Ein Unternehmen erfolgreich zu übernehmen, bedeutet mehr als nur einen Kaufvertrag zu unterzeichnen. Florian Adomeit betont die Bedeutung eines behutsamen Übergangs: „Die größte Gefahr ist, dass der neue Inhaber sofort alles umkrempeln will. Es ist essenziell, sich zunächst einen Überblick zu verschaffen, mit den Mitarbeitern und Kunden zu sprechen und die Unternehmensprozesse zu verstehen.“ Als Best Practice empfiehlt er, den alten Eigentümer für eine Übergangsphase an Bord zu behalten. Häufig werden Unternehmensverkäufe so strukturiert, dass ein Teil des Kaufpreises erst nach einer erfolgreichen Übergabe ausgezahlt wird. Dies schafft eine zusätzliche Sicherheit für Käufer und sorgt für einen sanften Übergang. Insbesondere die Kommunikation mit den Mitarbeitern und Kunden spielt eine entscheidende Rolle, um Vertrauen aufzubauen und Widerstände gegen Veränderungen zu minimieren.

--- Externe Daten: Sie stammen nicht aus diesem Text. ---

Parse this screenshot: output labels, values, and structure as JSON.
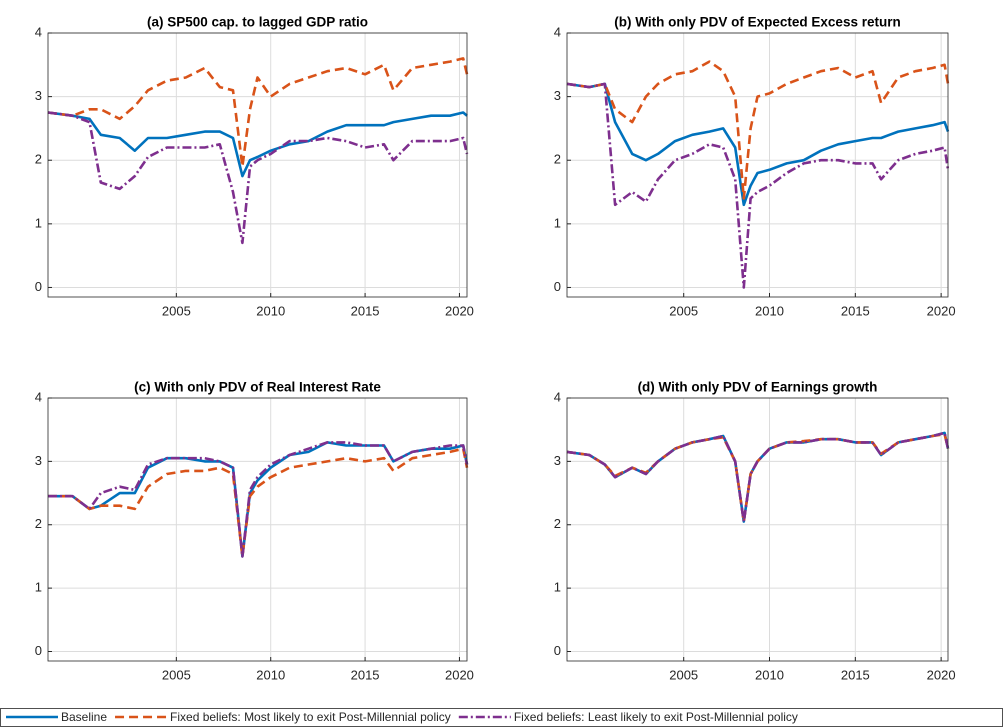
{
  "chart_data": [
    {
      "type": "line",
      "title": "(a) SP500 cap. to lagged GDP ratio",
      "x": [
        1998.2,
        1999.5,
        2000.4,
        2001,
        2002,
        2002.8,
        2003.5,
        2004.5,
        2005.5,
        2006.5,
        2007.3,
        2008,
        2008.5,
        2008.9,
        2009.3,
        2010,
        2011,
        2012,
        2013,
        2014,
        2015,
        2016,
        2016.5,
        2017.5,
        2018.5,
        2019.5,
        2020.2,
        2020.4
      ],
      "series": [
        {
          "name": "Baseline",
          "color": "#0072bd",
          "dash": "solid",
          "values": [
            2.75,
            2.7,
            2.65,
            2.4,
            2.35,
            2.15,
            2.35,
            2.35,
            2.4,
            2.45,
            2.45,
            2.35,
            1.75,
            2.0,
            2.05,
            2.15,
            2.25,
            2.3,
            2.45,
            2.55,
            2.55,
            2.55,
            2.6,
            2.65,
            2.7,
            2.7,
            2.75,
            2.7
          ]
        },
        {
          "name": "Fixed beliefs: Most likely to exit Post-Millennial policy",
          "color": "#d95319",
          "dash": "dashed",
          "values": [
            2.75,
            2.7,
            2.8,
            2.8,
            2.65,
            2.85,
            3.1,
            3.25,
            3.3,
            3.45,
            3.15,
            3.1,
            1.9,
            2.8,
            3.3,
            3.0,
            3.2,
            3.3,
            3.4,
            3.45,
            3.35,
            3.5,
            3.1,
            3.45,
            3.5,
            3.55,
            3.6,
            3.35
          ]
        },
        {
          "name": "Fixed beliefs: Least likely to exit Post-Millennial policy",
          "color": "#7e2f8e",
          "dash": "dashdot",
          "values": [
            2.75,
            2.7,
            2.6,
            1.65,
            1.55,
            1.75,
            2.05,
            2.2,
            2.2,
            2.2,
            2.25,
            1.5,
            0.7,
            1.9,
            2.0,
            2.1,
            2.3,
            2.3,
            2.35,
            2.3,
            2.2,
            2.25,
            2.0,
            2.3,
            2.3,
            2.3,
            2.35,
            2.1
          ]
        }
      ],
      "xlim": [
        1998.2,
        2020.4
      ],
      "ylim": [
        -0.15,
        4
      ],
      "xticks": [
        2005,
        2010,
        2015,
        2020
      ],
      "yticks": [
        0,
        1,
        2,
        3,
        4
      ],
      "grid": true,
      "legend": "bottom"
    },
    {
      "type": "line",
      "title": "(b) With only PDV of Expected Excess return",
      "x": [
        1998.2,
        1999.5,
        2000.4,
        2001,
        2002,
        2002.8,
        2003.5,
        2004.5,
        2005.5,
        2006.5,
        2007.3,
        2008,
        2008.5,
        2008.9,
        2009.3,
        2010,
        2011,
        2012,
        2013,
        2014,
        2015,
        2016,
        2016.5,
        2017.5,
        2018.5,
        2019.5,
        2020.2,
        2020.4
      ],
      "series": [
        {
          "color": "#0072bd",
          "dash": "solid",
          "values": [
            3.2,
            3.15,
            3.2,
            2.6,
            2.1,
            2.0,
            2.1,
            2.3,
            2.4,
            2.45,
            2.5,
            2.2,
            1.3,
            1.6,
            1.8,
            1.85,
            1.95,
            2.0,
            2.15,
            2.25,
            2.3,
            2.35,
            2.35,
            2.45,
            2.5,
            2.55,
            2.6,
            2.45
          ]
        },
        {
          "color": "#d95319",
          "dash": "dashed",
          "values": [
            3.2,
            3.15,
            3.2,
            2.8,
            2.6,
            3.0,
            3.2,
            3.35,
            3.4,
            3.55,
            3.4,
            3.0,
            1.4,
            2.5,
            3.0,
            3.05,
            3.2,
            3.3,
            3.4,
            3.45,
            3.3,
            3.4,
            2.9,
            3.3,
            3.4,
            3.45,
            3.5,
            3.2
          ]
        },
        {
          "color": "#7e2f8e",
          "dash": "dashdot",
          "values": [
            3.2,
            3.15,
            3.2,
            1.3,
            1.5,
            1.35,
            1.7,
            2.0,
            2.1,
            2.25,
            2.2,
            1.7,
            0.0,
            1.4,
            1.5,
            1.6,
            1.8,
            1.95,
            2.0,
            2.0,
            1.95,
            1.95,
            1.7,
            2.0,
            2.1,
            2.15,
            2.2,
            1.85
          ]
        }
      ],
      "xlim": [
        1998.2,
        2020.4
      ],
      "ylim": [
        -0.15,
        4
      ],
      "xticks": [
        2005,
        2010,
        2015,
        2020
      ],
      "yticks": [
        0,
        1,
        2,
        3,
        4
      ],
      "grid": true
    },
    {
      "type": "line",
      "title": "(c) With only PDV of Real Interest Rate",
      "x": [
        1998.2,
        1999.5,
        2000.4,
        2001,
        2002,
        2002.8,
        2003.5,
        2004.5,
        2005.5,
        2006.5,
        2007.3,
        2008,
        2008.5,
        2008.9,
        2009.3,
        2010,
        2011,
        2012,
        2013,
        2014,
        2015,
        2016,
        2016.5,
        2017.5,
        2018.5,
        2019.5,
        2020.2,
        2020.4
      ],
      "series": [
        {
          "color": "#0072bd",
          "dash": "solid",
          "values": [
            2.45,
            2.45,
            2.25,
            2.3,
            2.5,
            2.5,
            2.9,
            3.05,
            3.05,
            3.0,
            3.0,
            2.9,
            1.5,
            2.5,
            2.7,
            2.9,
            3.1,
            3.15,
            3.3,
            3.25,
            3.25,
            3.25,
            3.0,
            3.15,
            3.2,
            3.2,
            3.25,
            2.95
          ]
        },
        {
          "color": "#d95319",
          "dash": "dashed",
          "values": [
            2.45,
            2.45,
            2.25,
            2.3,
            2.3,
            2.25,
            2.6,
            2.8,
            2.85,
            2.85,
            2.9,
            2.8,
            1.5,
            2.45,
            2.6,
            2.75,
            2.9,
            2.95,
            3.0,
            3.05,
            3.0,
            3.05,
            2.85,
            3.05,
            3.1,
            3.15,
            3.2,
            2.9
          ]
        },
        {
          "color": "#7e2f8e",
          "dash": "dashdot",
          "values": [
            2.45,
            2.45,
            2.25,
            2.5,
            2.6,
            2.55,
            2.95,
            3.05,
            3.05,
            3.05,
            3.0,
            2.9,
            1.5,
            2.55,
            2.75,
            2.95,
            3.1,
            3.2,
            3.3,
            3.3,
            3.25,
            3.25,
            3.0,
            3.15,
            3.2,
            3.25,
            3.25,
            2.95
          ]
        }
      ],
      "xlim": [
        1998.2,
        2020.4
      ],
      "ylim": [
        -0.15,
        4
      ],
      "xticks": [
        2005,
        2010,
        2015,
        2020
      ],
      "yticks": [
        0,
        1,
        2,
        3,
        4
      ],
      "grid": true
    },
    {
      "type": "line",
      "title": "(d) With only PDV of Earnings growth",
      "x": [
        1998.2,
        1999.5,
        2000.4,
        2001,
        2002,
        2002.8,
        2003.5,
        2004.5,
        2005.5,
        2006.5,
        2007.3,
        2008,
        2008.5,
        2008.9,
        2009.3,
        2010,
        2011,
        2012,
        2013,
        2014,
        2015,
        2016,
        2016.5,
        2017.5,
        2018.5,
        2019.5,
        2020.2,
        2020.4
      ],
      "series": [
        {
          "color": "#0072bd",
          "dash": "solid",
          "values": [
            3.15,
            3.1,
            2.95,
            2.75,
            2.9,
            2.8,
            3.0,
            3.2,
            3.3,
            3.35,
            3.4,
            3.0,
            2.05,
            2.8,
            3.0,
            3.2,
            3.3,
            3.3,
            3.35,
            3.35,
            3.3,
            3.3,
            3.1,
            3.3,
            3.35,
            3.4,
            3.45,
            3.2
          ]
        },
        {
          "color": "#d95319",
          "dash": "dashed",
          "values": [
            3.15,
            3.1,
            2.95,
            2.77,
            2.9,
            2.82,
            3.0,
            3.2,
            3.3,
            3.35,
            3.38,
            3.0,
            2.05,
            2.8,
            3.0,
            3.2,
            3.3,
            3.32,
            3.35,
            3.35,
            3.3,
            3.3,
            3.12,
            3.3,
            3.35,
            3.4,
            3.43,
            3.2
          ]
        },
        {
          "color": "#7e2f8e",
          "dash": "dashdot",
          "values": [
            3.15,
            3.1,
            2.95,
            2.75,
            2.9,
            2.8,
            3.0,
            3.2,
            3.3,
            3.35,
            3.4,
            3.0,
            2.05,
            2.8,
            3.0,
            3.2,
            3.3,
            3.3,
            3.35,
            3.35,
            3.3,
            3.3,
            3.1,
            3.3,
            3.35,
            3.4,
            3.45,
            3.2
          ]
        }
      ],
      "xlim": [
        1998.2,
        2020.4
      ],
      "ylim": [
        -0.15,
        4
      ],
      "xticks": [
        2005,
        2010,
        2015,
        2020
      ],
      "yticks": [
        0,
        1,
        2,
        3,
        4
      ],
      "grid": true
    }
  ]
}
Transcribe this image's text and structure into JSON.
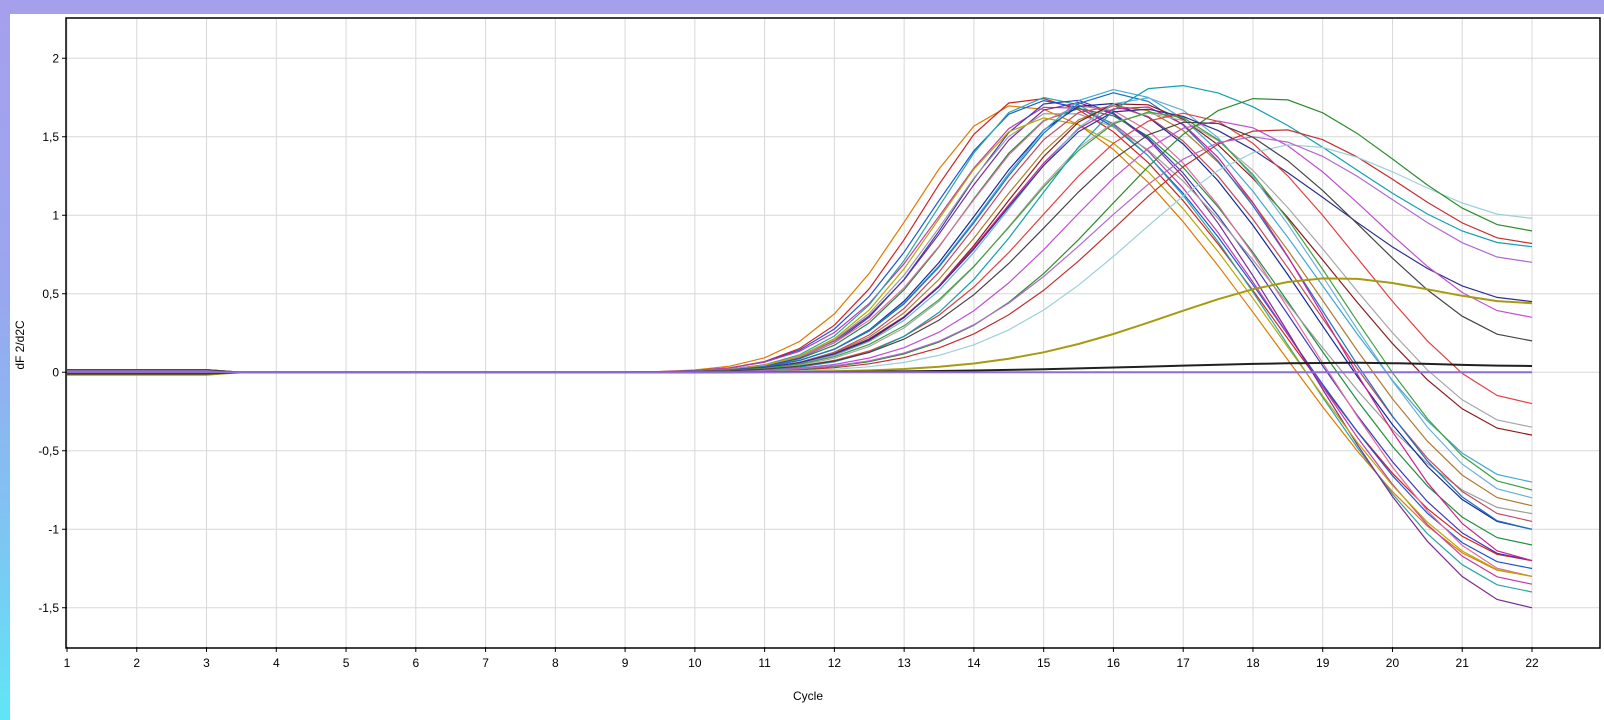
{
  "chart_data": {
    "type": "line",
    "title": "",
    "xlabel": "Cycle",
    "ylabel": "dF 2/d2C",
    "xlim": [
      1,
      22
    ],
    "ylim": [
      -1.75,
      2.25
    ],
    "grid": true,
    "legend": "none",
    "x_ticks": [
      1,
      2,
      3,
      4,
      5,
      6,
      7,
      8,
      9,
      10,
      11,
      12,
      13,
      14,
      15,
      16,
      17,
      18,
      19,
      20,
      21,
      22
    ],
    "y_ticks": [
      2,
      1.5,
      1,
      0.5,
      0,
      -0.5,
      -1,
      -1.5
    ],
    "y_tick_labels": [
      "2",
      "1,5",
      "1",
      "0,5",
      "0",
      "-0,5",
      "-1",
      "-1,5"
    ],
    "x_tick_labels": [
      "1",
      "2",
      "3",
      "4",
      "5",
      "6",
      "7",
      "8",
      "9",
      "10",
      "11",
      "12",
      "13",
      "14",
      "15",
      "16",
      "17",
      "18",
      "19",
      "20",
      "21",
      "22"
    ],
    "series_model": "Approximately 60 overlapping amplification curves; each rises from ~0, peaks at amplitude A near cycle P with rise width W, then falls to an end value E at cycle 22.",
    "series": [
      {
        "color": "#e07800",
        "peak_cycle": 14.6,
        "peak": 1.7,
        "width": 2.0,
        "end": -1.3
      },
      {
        "color": "#d42020",
        "peak_cycle": 14.8,
        "peak": 1.75,
        "width": 2.0,
        "end": -1.2
      },
      {
        "color": "#1a56d6",
        "peak_cycle": 15.0,
        "peak": 1.73,
        "width": 2.1,
        "end": -1.25
      },
      {
        "color": "#c23ab0",
        "peak_cycle": 15.2,
        "peak": 1.7,
        "width": 2.2,
        "end": -1.35
      },
      {
        "color": "#2aa7a0",
        "peak_cycle": 15.0,
        "peak": 1.75,
        "width": 2.0,
        "end": -1.4
      },
      {
        "color": "#7b2b8f",
        "peak_cycle": 15.4,
        "peak": 1.72,
        "width": 2.2,
        "end": -1.5
      },
      {
        "color": "#1c8f3c",
        "peak_cycle": 15.5,
        "peak": 1.68,
        "width": 2.2,
        "end": -1.1
      },
      {
        "color": "#3b3bb8",
        "peak_cycle": 15.3,
        "peak": 1.74,
        "width": 2.1,
        "end": -1.2
      },
      {
        "color": "#e26c9c",
        "peak_cycle": 15.6,
        "peak": 1.7,
        "width": 2.3,
        "end": -1.3
      },
      {
        "color": "#9c9c9c",
        "peak_cycle": 15.2,
        "peak": 1.66,
        "width": 2.1,
        "end": -0.9
      },
      {
        "color": "#b8a800",
        "peak_cycle": 15.0,
        "peak": 1.62,
        "width": 2.0,
        "end": -1.3
      },
      {
        "color": "#0d2a9c",
        "peak_cycle": 15.8,
        "peak": 1.72,
        "width": 2.3,
        "end": -1.0
      },
      {
        "color": "#c04a5c",
        "peak_cycle": 15.9,
        "peak": 1.7,
        "width": 2.3,
        "end": -0.95
      },
      {
        "color": "#3fa7d6",
        "peak_cycle": 16.0,
        "peak": 1.8,
        "width": 2.4,
        "end": -0.7
      },
      {
        "color": "#b07a30",
        "peak_cycle": 16.1,
        "peak": 1.7,
        "width": 2.4,
        "end": -0.85
      },
      {
        "color": "#2070c0",
        "peak_cycle": 16.0,
        "peak": 1.78,
        "width": 2.4,
        "end": -1.0
      },
      {
        "color": "#8a1a1a",
        "peak_cycle": 16.2,
        "peak": 1.72,
        "width": 2.4,
        "end": -0.4
      },
      {
        "color": "#d02090",
        "peak_cycle": 16.3,
        "peak": 1.7,
        "width": 2.5,
        "end": -1.2
      },
      {
        "color": "#6ab0d8",
        "peak_cycle": 16.4,
        "peak": 1.75,
        "width": 2.5,
        "end": -0.8
      },
      {
        "color": "#a8a8a8",
        "peak_cycle": 16.5,
        "peak": 1.65,
        "width": 2.5,
        "end": -0.35
      },
      {
        "color": "#2f2f8f",
        "peak_cycle": 16.3,
        "peak": 1.68,
        "width": 2.5,
        "end": 0.45
      },
      {
        "color": "#40a040",
        "peak_cycle": 16.6,
        "peak": 1.66,
        "width": 2.6,
        "end": -0.75
      },
      {
        "color": "#e04040",
        "peak_cycle": 17.0,
        "peak": 1.65,
        "width": 2.7,
        "end": -0.2
      },
      {
        "color": "#10a0b0",
        "peak_cycle": 16.8,
        "peak": 1.83,
        "width": 2.5,
        "end": 0.8
      },
      {
        "color": "#c050d0",
        "peak_cycle": 17.5,
        "peak": 1.6,
        "width": 2.8,
        "end": 0.35
      },
      {
        "color": "#c03030",
        "peak_cycle": 18.3,
        "peak": 1.55,
        "width": 3.0,
        "end": 0.82
      },
      {
        "color": "#9cd0d8",
        "peak_cycle": 18.6,
        "peak": 1.45,
        "width": 3.0,
        "end": 0.98
      },
      {
        "color": "#2e8b2e",
        "peak_cycle": 18.2,
        "peak": 1.75,
        "width": 3.0,
        "end": 0.9
      },
      {
        "color": "#b06ad0",
        "peak_cycle": 18.0,
        "peak": 1.5,
        "width": 3.0,
        "end": 0.7
      },
      {
        "color": "#444444",
        "peak_cycle": 17.2,
        "peak": 1.6,
        "width": 2.8,
        "end": 0.2
      },
      {
        "color": "#a89a10",
        "peak_cycle": 19.2,
        "peak": 0.6,
        "width": 3.2,
        "end": 0.44
      },
      {
        "color": "#202020",
        "peak_cycle": 19.5,
        "peak": 0.06,
        "width": 4.0,
        "end": 0.04
      },
      {
        "color": "#8d6cd4",
        "peak_cycle": 19.0,
        "peak": 0.0,
        "width": 4.0,
        "end": 0.0
      }
    ]
  }
}
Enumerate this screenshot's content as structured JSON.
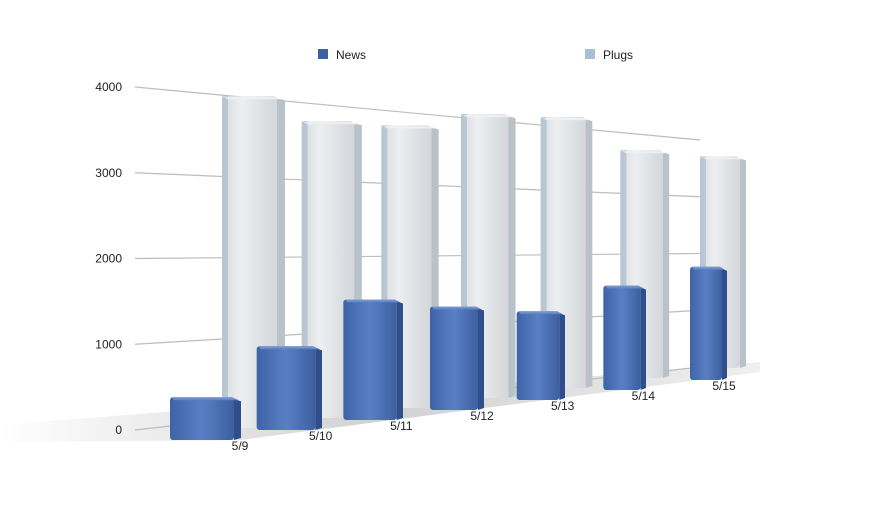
{
  "chart_data": {
    "type": "bar",
    "categories": [
      "5/9",
      "5/10",
      "5/11",
      "5/12",
      "5/13",
      "5/14",
      "5/15"
    ],
    "series": [
      {
        "name": "News",
        "values": [
          500,
          1000,
          1470,
          1290,
          1130,
          1360,
          1510
        ],
        "color": "#4a70b3"
      },
      {
        "name": "Plugs",
        "values": [
          3880,
          3550,
          3460,
          3560,
          3480,
          3000,
          2860
        ],
        "color": "#c9cdd2"
      }
    ],
    "ylim": [
      0,
      4000
    ],
    "yticks": [
      0,
      1000,
      2000,
      3000,
      4000
    ],
    "grid": true,
    "legend_position": "top",
    "title": "",
    "xlabel": "",
    "ylabel": ""
  }
}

Ein entscheidender Faktor für die erfolgreiche Übernahme eines Unternehmens ist die Digitalisierung. Viele bestehende Unternehmen, insbesondere im Mittelstand, haben ihre Prozesse über Jahre hinweg kaum verändert und arbeiten noch mit veralteten Strukturen. Dies bietet Nachfolgern eine große Chance: „Wer technologische Kompetenzen mitbringt, kann viele Unternehmen effizienter und profitabler machen“, sagt Adomeit.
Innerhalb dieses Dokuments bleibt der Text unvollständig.